The fury with which global equity markets have sold off in recent weeks and the worsening condition of the financial system has called for some kind of co-operation among the countries to solve the crisis, especially after the Reserve Bank of Australia delivered a full percentage point rate cut, the biggest cut in rates since 1992. To ease liquidity and shore up investor confidence, the central banks of various countries have announced reduction in policy interest rates.
The Fed released the following statement on a coordinated rate cut with other central banks.
Joint Statement by Central Banks
“Throughout the current financial crisis, central banks have engaged in continuous close consultation and have cooperated in unprecedented joint actions such as the provision of liquidity to reduce strains in financial markets.
Inflationary pressures have started to moderate in a number of countries, partly reflecting a marked decline in energy and other commodity prices. Inflation expectations are diminishing and remain anchored to price stability.
The recent intensification of the financial crisis has augmented the downside risks to growth and thus has diminished further the upside risks to price stability.”
Some easing of global monetary conditions is therefore warranted. Accordingly, the Bank of Canada, the Bank of England, the European Central Bank, the Federal Reserve, Sveriges Riksbank, and the Swiss National Bank are today announcing reductions in policy interest rates. The Bank of Japan expresses its strong support of these policy actions.
Federal Reserve Actions
The Federal Open Market Committee has decided to lower its target for the federal funds rate 50 basis points to 1-1/2 percent. The Committee took this action in light of evidence pointing to a weakening of economic activity and a reduction in inflationary pressures.

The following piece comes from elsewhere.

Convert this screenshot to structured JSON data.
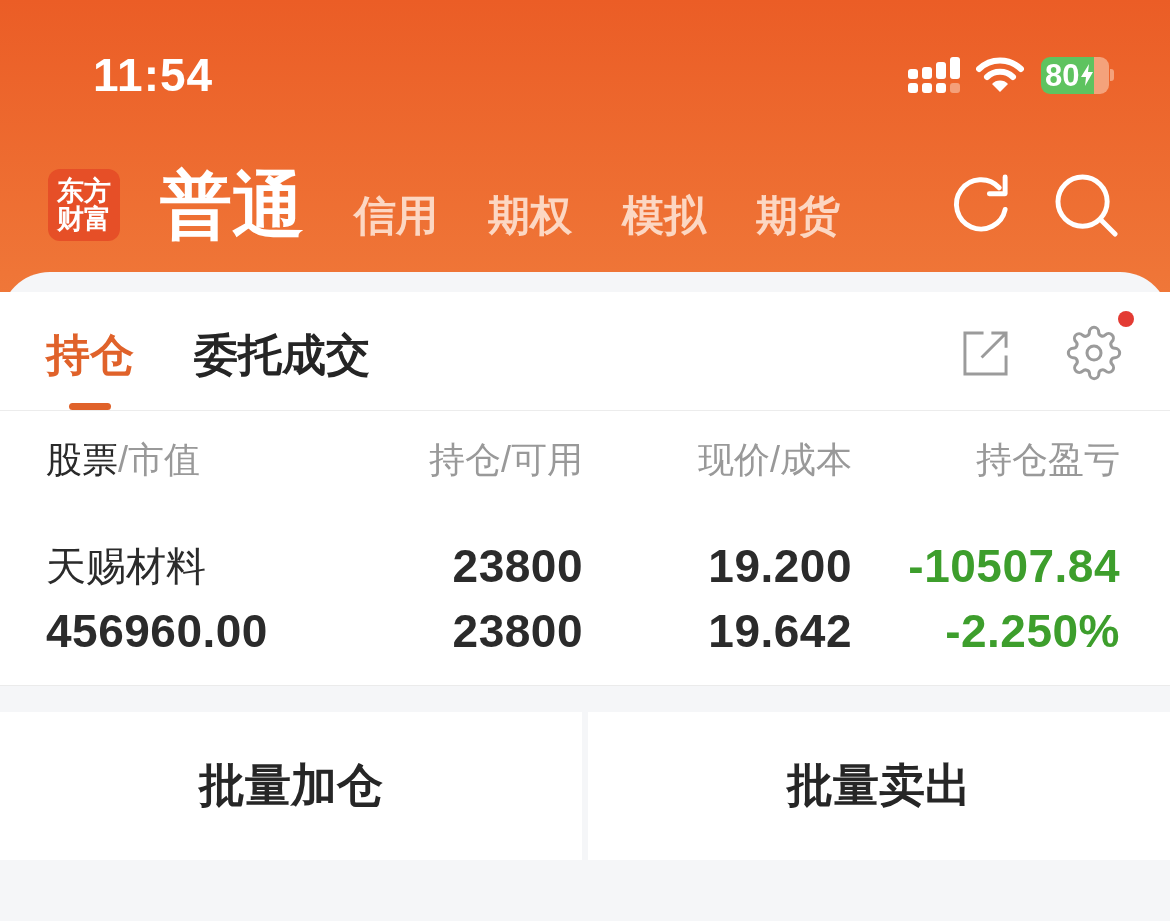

Incoming economic data suggest that the pace of economic activity has slowed markedly in recent months. Moreover, the intensification of financial market turmoil is likely to exert additional restraint on spending, partly by further reducing the ability of households and businesses to obtain credit. Inflation has been high, but the Committee believes that the decline in energy and other commodity prices and the weaker prospects for economic activity have reduced the upside risks to inflation.
The Committee will monitor economic and financial developments carefully and will act as needed to promote sustainable economic growth and price stability.”